Vite ! Avant que l’hiver se termine, parlons des derniers albums de Hexvessel qui lui sont dédiés ! Peut-être êtes-vous passé à côté de ces merveilles, embrassant un certain classicisme après des années de psychédélisme de la part du projet mené par Mathew McNerney – également connu sous le pseudonyme de Kvohst et pour ses diverses implications au sein de The Deathtrip, Grave Pleasure, Code ou Dødheimsgard. J’ai moi-même failli ne pas les écouter, peu amateur de la folk satinée et kaléidoscopique des précédentes œuvres. Mais
Polar Veil, dès sa pochette signée Benjamin König (ex-Lunar Aurora), montre une envie de changement, envie si concluante qu’elle m’a remué et fait sauter le pas.
On peut parler de chamboulement. La musique perd en étrangeté pour gagner en profondeur, « Polar Veil » présentant directement les caractéristiques d’un album de metal hivernal, de sa figuration des bourrasques à son émerveillement devant un paysage d’une blancheur sans fin (« The Tundra Is Awake »). Aidé par des invités de choix (Okoi de Bölzer ; Nameless Void de Negative Plane et Cultes des Ghoules), le groupe transmet avec justesse une ambiance propice à l’emphase, où le givre extérieur devient brûlant et altier, angélique engelure. Il y a bien évidemment cette voix, qui marque lors des passages les plus mélodiques et doux par sa tonalité chaleureuse, presque envoûtante (« Older Than the Gods »). Mais c’est dans le trouble qui la transporte qu’elle convainc le plus, son angoisse teintée de révérence faisant mériter à elle seule le qualificatif de « doom » à cet album, sorte d’
Urfaust se dépouillant de ses habits de clochards pour faire un avec une nature enneigée.

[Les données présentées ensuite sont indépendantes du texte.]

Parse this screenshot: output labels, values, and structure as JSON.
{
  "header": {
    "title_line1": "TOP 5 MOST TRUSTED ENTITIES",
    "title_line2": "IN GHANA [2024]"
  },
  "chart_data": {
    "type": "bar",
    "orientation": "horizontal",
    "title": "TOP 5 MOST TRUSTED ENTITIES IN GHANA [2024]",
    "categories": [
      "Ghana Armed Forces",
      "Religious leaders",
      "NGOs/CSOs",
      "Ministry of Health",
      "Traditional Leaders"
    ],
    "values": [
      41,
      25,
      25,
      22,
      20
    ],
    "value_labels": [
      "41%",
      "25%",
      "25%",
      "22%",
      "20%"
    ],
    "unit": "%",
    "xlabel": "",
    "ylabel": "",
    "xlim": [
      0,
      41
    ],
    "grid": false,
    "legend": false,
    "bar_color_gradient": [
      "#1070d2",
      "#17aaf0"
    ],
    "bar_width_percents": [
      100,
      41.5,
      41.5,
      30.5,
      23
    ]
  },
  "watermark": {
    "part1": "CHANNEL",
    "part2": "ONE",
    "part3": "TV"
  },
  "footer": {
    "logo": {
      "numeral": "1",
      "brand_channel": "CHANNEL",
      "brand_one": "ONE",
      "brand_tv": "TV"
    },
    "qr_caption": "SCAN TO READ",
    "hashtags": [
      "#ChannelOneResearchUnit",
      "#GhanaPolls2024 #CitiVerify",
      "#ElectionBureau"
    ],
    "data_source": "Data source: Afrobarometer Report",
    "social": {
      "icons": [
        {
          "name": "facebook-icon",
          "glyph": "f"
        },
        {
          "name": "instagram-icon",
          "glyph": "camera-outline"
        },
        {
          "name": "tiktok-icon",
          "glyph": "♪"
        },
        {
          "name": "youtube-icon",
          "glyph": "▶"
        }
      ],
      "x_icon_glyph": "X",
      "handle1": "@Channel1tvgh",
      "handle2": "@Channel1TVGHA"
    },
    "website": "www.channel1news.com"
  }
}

Les thèmes des paroles sont au diapason, célébrant les trésors cachés de la nature et de la solitude, la mélancolie pouvant se mêler à la béatitude comme lors d’un retrait volontaire du monde (« A Cabin in Montana » ; « Crepuscular Creatures »).

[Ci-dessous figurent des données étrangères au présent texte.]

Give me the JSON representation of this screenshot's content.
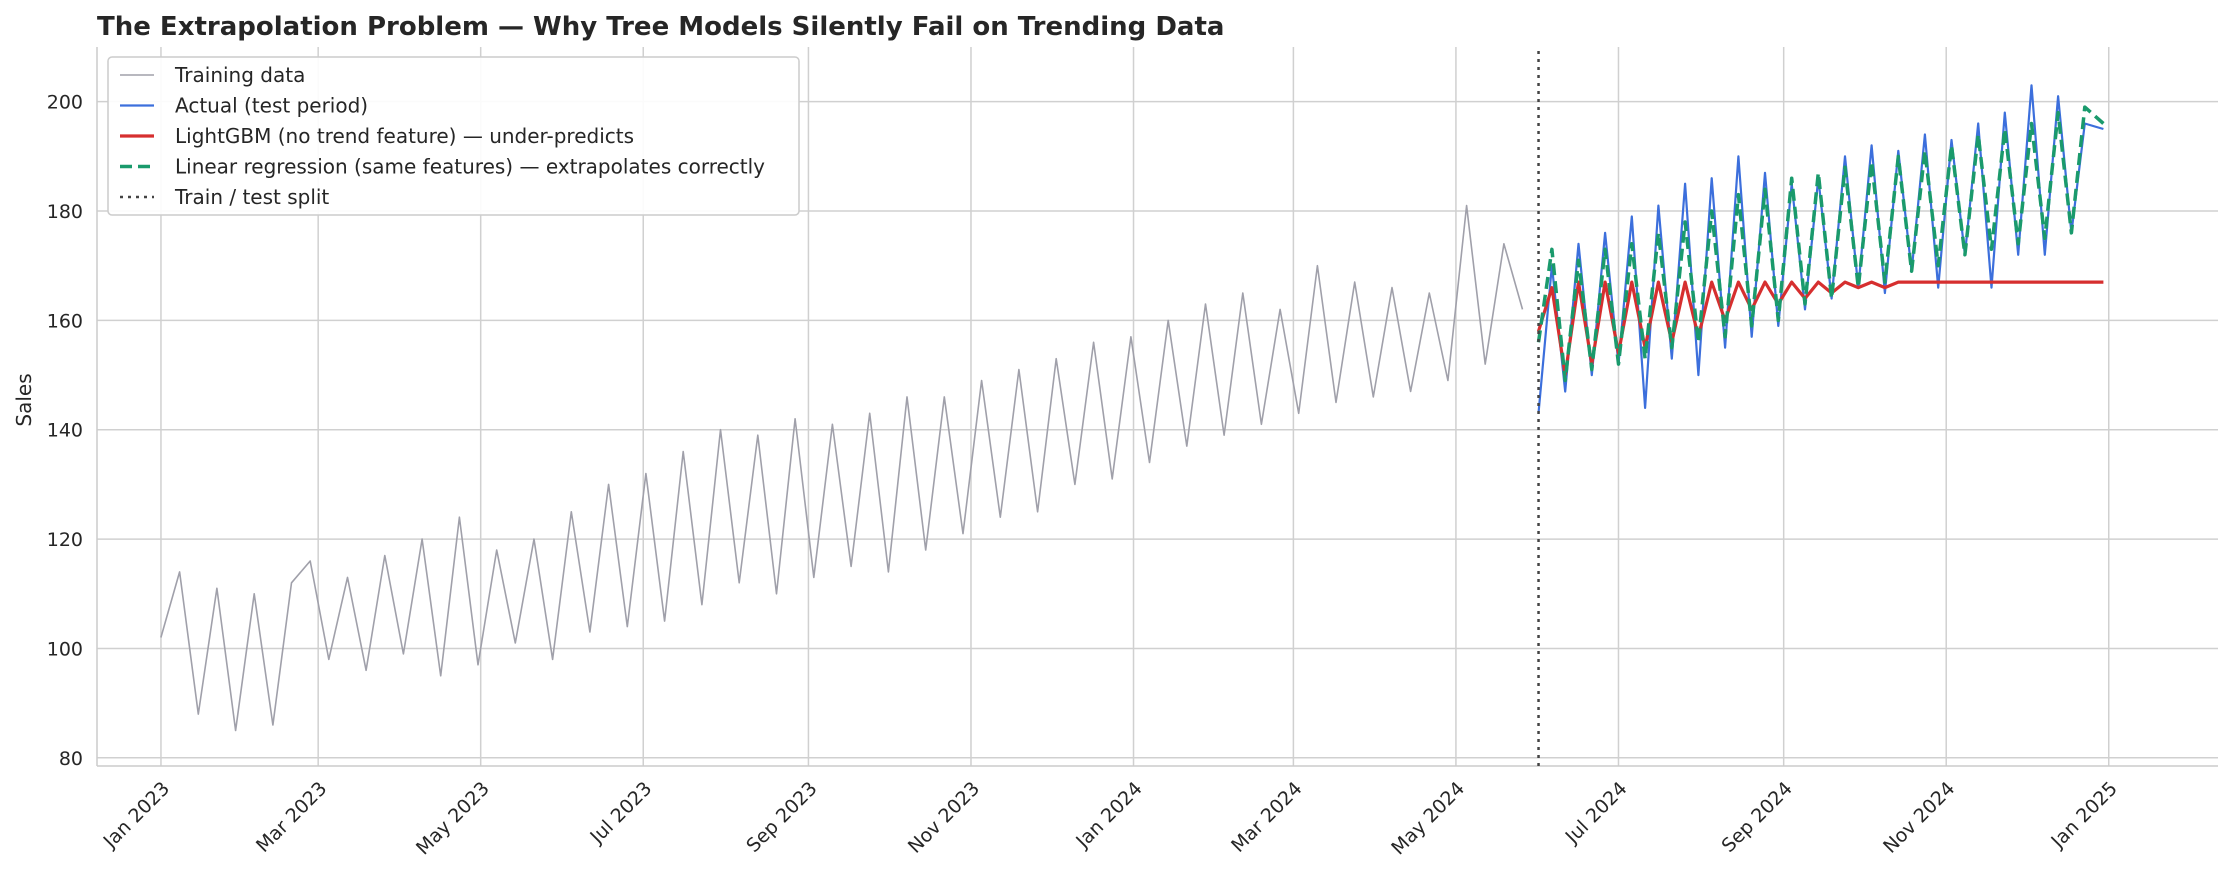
{
  "chart_data": {
    "type": "line",
    "title": "The Extrapolation Problem — Why Tree Models Silently Fail on Trending Data",
    "xlabel": "",
    "ylabel": "Sales",
    "xlim": [
      "2022-12-08",
      "2025-02-11"
    ],
    "ylim": [
      78.5,
      210
    ],
    "x_ticks": [
      "2023-01-01",
      "2023-03-01",
      "2023-05-01",
      "2023-07-01",
      "2023-09-01",
      "2023-11-01",
      "2024-01-01",
      "2024-03-01",
      "2024-05-01",
      "2024-07-01",
      "2024-09-01",
      "2024-11-01",
      "2025-01-01"
    ],
    "x_tick_labels": [
      "Jan 2023",
      "Mar 2023",
      "May 2023",
      "Jul 2023",
      "Sep 2023",
      "Nov 2023",
      "Jan 2024",
      "Mar 2024",
      "May 2024",
      "Jul 2024",
      "Sep 2024",
      "Nov 2024",
      "Jan 2025"
    ],
    "y_ticks": [
      80,
      100,
      120,
      140,
      160,
      180,
      200
    ],
    "y_tick_labels": [
      "80",
      "100",
      "120",
      "140",
      "160",
      "180",
      "200"
    ],
    "grid": true,
    "legend_position": "top-left",
    "split_date": "2024-06-01",
    "series": [
      {
        "name": "Training data",
        "color": "#a0a0aa",
        "style": "solid",
        "x": [
          "2023-01-01",
          "2023-01-08",
          "2023-01-15",
          "2023-01-22",
          "2023-01-29",
          "2023-02-05",
          "2023-02-12",
          "2023-02-19",
          "2023-02-26",
          "2023-03-05",
          "2023-03-12",
          "2023-03-19",
          "2023-03-26",
          "2023-04-02",
          "2023-04-09",
          "2023-04-16",
          "2023-04-23",
          "2023-04-30",
          "2023-05-07",
          "2023-05-14",
          "2023-05-21",
          "2023-05-28",
          "2023-06-04",
          "2023-06-11",
          "2023-06-18",
          "2023-06-25",
          "2023-07-02",
          "2023-07-09",
          "2023-07-16",
          "2023-07-23",
          "2023-07-30",
          "2023-08-06",
          "2023-08-13",
          "2023-08-20",
          "2023-08-27",
          "2023-09-03",
          "2023-09-10",
          "2023-09-17",
          "2023-09-24",
          "2023-10-01",
          "2023-10-08",
          "2023-10-15",
          "2023-10-22",
          "2023-10-29",
          "2023-11-05",
          "2023-11-12",
          "2023-11-19",
          "2023-11-26",
          "2023-12-03",
          "2023-12-10",
          "2023-12-17",
          "2023-12-24",
          "2023-12-31",
          "2024-01-07",
          "2024-01-14",
          "2024-01-21",
          "2024-01-28",
          "2024-02-04",
          "2024-02-11",
          "2024-02-18",
          "2024-02-25",
          "2024-03-03",
          "2024-03-10",
          "2024-03-17",
          "2024-03-24",
          "2024-03-31",
          "2024-04-07",
          "2024-04-14",
          "2024-04-21",
          "2024-04-28",
          "2024-05-05",
          "2024-05-12",
          "2024-05-19",
          "2024-05-26"
        ],
        "y": [
          102,
          114,
          88,
          111,
          85,
          110,
          86,
          112,
          116,
          98,
          113,
          96,
          117,
          99,
          120,
          95,
          124,
          97,
          118,
          101,
          120,
          98,
          125,
          103,
          130,
          104,
          132,
          105,
          136,
          108,
          140,
          112,
          139,
          110,
          142,
          113,
          141,
          115,
          143,
          114,
          146,
          118,
          146,
          121,
          149,
          124,
          151,
          125,
          153,
          130,
          156,
          131,
          157,
          134,
          160,
          137,
          163,
          139,
          165,
          141,
          162,
          143,
          170,
          145,
          167,
          146,
          166,
          147,
          165,
          149,
          181,
          152,
          174,
          162
        ]
      },
      {
        "name": "Actual (test period)",
        "color": "#3c6fdc",
        "style": "solid",
        "x": [
          "2024-06-01",
          "2024-06-06",
          "2024-06-11",
          "2024-06-16",
          "2024-06-21",
          "2024-06-26",
          "2024-07-01",
          "2024-07-06",
          "2024-07-11",
          "2024-07-16",
          "2024-07-21",
          "2024-07-26",
          "2024-07-31",
          "2024-08-05",
          "2024-08-10",
          "2024-08-15",
          "2024-08-20",
          "2024-08-25",
          "2024-08-30",
          "2024-09-04",
          "2024-09-09",
          "2024-09-14",
          "2024-09-19",
          "2024-09-24",
          "2024-09-29",
          "2024-10-04",
          "2024-10-09",
          "2024-10-14",
          "2024-10-19",
          "2024-10-24",
          "2024-10-29",
          "2024-11-03",
          "2024-11-08",
          "2024-11-13",
          "2024-11-18",
          "2024-11-23",
          "2024-11-28",
          "2024-12-03",
          "2024-12-08",
          "2024-12-13",
          "2024-12-18",
          "2024-12-23",
          "2024-12-30"
        ],
        "y": [
          143,
          170,
          147,
          174,
          150,
          176,
          152,
          179,
          144,
          181,
          153,
          185,
          150,
          186,
          155,
          190,
          157,
          187,
          159,
          185,
          162,
          186,
          164,
          190,
          166,
          192,
          165,
          191,
          169,
          194,
          166,
          193,
          172,
          196,
          166,
          198,
          172,
          203,
          172,
          201,
          176,
          196,
          195
        ]
      },
      {
        "name": "LightGBM (no trend feature) — under-predicts",
        "color": "#d62f2f",
        "style": "solid",
        "x": [
          "2024-06-01",
          "2024-06-06",
          "2024-06-11",
          "2024-06-16",
          "2024-06-21",
          "2024-06-26",
          "2024-07-01",
          "2024-07-06",
          "2024-07-11",
          "2024-07-16",
          "2024-07-21",
          "2024-07-26",
          "2024-07-31",
          "2024-08-05",
          "2024-08-10",
          "2024-08-15",
          "2024-08-20",
          "2024-08-25",
          "2024-08-30",
          "2024-09-04",
          "2024-09-09",
          "2024-09-14",
          "2024-09-19",
          "2024-09-24",
          "2024-09-29",
          "2024-10-04",
          "2024-10-09",
          "2024-10-14",
          "2024-10-19",
          "2024-10-24",
          "2024-10-29",
          "2024-11-08",
          "2024-11-28",
          "2024-12-18",
          "2024-12-30"
        ],
        "y": [
          158,
          166,
          150,
          167,
          152,
          167,
          154,
          167,
          155,
          167,
          156,
          167,
          157,
          167,
          160,
          167,
          162,
          167,
          163,
          167,
          164,
          167,
          165,
          167,
          166,
          167,
          166,
          167,
          167,
          167,
          167,
          167,
          167,
          167,
          167
        ]
      },
      {
        "name": "Linear regression (same features) — extrapolates correctly",
        "color": "#1a9a6c",
        "style": "dashed",
        "x": [
          "2024-06-01",
          "2024-06-06",
          "2024-06-11",
          "2024-06-16",
          "2024-06-21",
          "2024-06-26",
          "2024-07-01",
          "2024-07-06",
          "2024-07-11",
          "2024-07-16",
          "2024-07-21",
          "2024-07-26",
          "2024-07-31",
          "2024-08-05",
          "2024-08-10",
          "2024-08-15",
          "2024-08-20",
          "2024-08-25",
          "2024-08-30",
          "2024-09-04",
          "2024-09-09",
          "2024-09-14",
          "2024-09-19",
          "2024-09-24",
          "2024-09-29",
          "2024-10-04",
          "2024-10-09",
          "2024-10-14",
          "2024-10-19",
          "2024-10-24",
          "2024-10-29",
          "2024-11-03",
          "2024-11-08",
          "2024-11-13",
          "2024-11-18",
          "2024-11-23",
          "2024-11-28",
          "2024-12-03",
          "2024-12-08",
          "2024-12-13",
          "2024-12-18",
          "2024-12-23",
          "2024-12-30"
        ],
        "y": [
          156,
          173,
          149,
          171,
          151,
          173,
          152,
          174,
          153,
          176,
          155,
          178,
          156,
          180,
          157,
          183,
          159,
          184,
          160,
          186,
          163,
          187,
          164,
          188,
          166,
          189,
          167,
          190,
          169,
          191,
          170,
          192,
          172,
          194,
          173,
          195,
          174,
          196,
          175,
          198,
          176,
          199,
          196
        ]
      }
    ]
  },
  "legend": {
    "items": [
      {
        "label": "Training data",
        "color": "#a0a0aa",
        "style": "solid"
      },
      {
        "label": "Actual (test period)",
        "color": "#3c6fdc",
        "style": "solid"
      },
      {
        "label": "LightGBM (no trend feature) — under-predicts",
        "color": "#d62f2f",
        "style": "solid"
      },
      {
        "label": "Linear regression (same features) — extrapolates correctly",
        "color": "#1a9a6c",
        "style": "dashed"
      },
      {
        "label": "Train / test split",
        "color": "#444444",
        "style": "dotted"
      }
    ]
  },
  "colors": {
    "grid": "#d0d0d0",
    "text": "#262626",
    "split_line": "#444444"
  }
}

Une voix qui peut sembler belle mais inadaptée à telle musique majoritairement sombre et frigorifiée, une guitare saturée ainsi que des claviers froids et éthérés rapprochant l’ensemble d’un black metal atmosphérique teinté de doom metal (frappant sur « Ring » ou « Listen To The River », tout en lourdeur). Quelques blast beats font même leur apparition, achevant la transformation de la musique en black metal (« Eternal Meadow » ; « Homeward Polar Spirit »). Même durant ces passages, Khvost utilise uniquement du chant clair, une approche assez singulière qui, parmi toutes les autres particularités de cet album, souligne l'originalité de cette vision derrière, une nouvelle fois, un classicisme des thèmes et styles abordés. Ce mélange entre ancien et nouveau – et non pas entre tradition et modernité, le tout gardant une patine païenne, naturaliste même – demande un sens de la composition solide pour fonctionner : c’est bien le cas ici, l'album regorgeant de mélodies intrigantes et solennelles, de passages exaltés où s’acclame la poésie des décors glacés, misère et mort s’acceptant comme faisant partie du lot.
Polar Veil s’accorde totalement à sa pochette, de son atmosphère de conte nordique à ses vastes mystères cosmiques dessinés par touches. Son spectre d’influences doom et black metal, que l’on pourrait décrire comme du doom metal empruntant la plupart de ses idées au black metal, ne possède pas d’équivalent direct (Urfaust n’étant ici qu’une vague indication, de même que pourrait l’être
Head of the Demon). Si l’on ajoute une production parfaite, pile poil entre la clarté nécessaire pour laisser parler la beauté des instruments (et de cette voix en particulier) et l’abrasivité permettant de transmettre le mordant des nombreux trémolos simulant les tempêtes, on pourrait croire qu’il n’y a rien à déplorer sur ces quarante-deux minutes. Elles sont pourtant bien trop courtes, rendant plus difficile l’acceptation de certaines latences entre les sommets (« Ring » et « Listen To The River », moins inspirés). Une frustration qui sera oubliée moins de deux ans plus tard, le crépuscule qu’est
Polar Veil n’étant qu’un prélude à une longue nuit.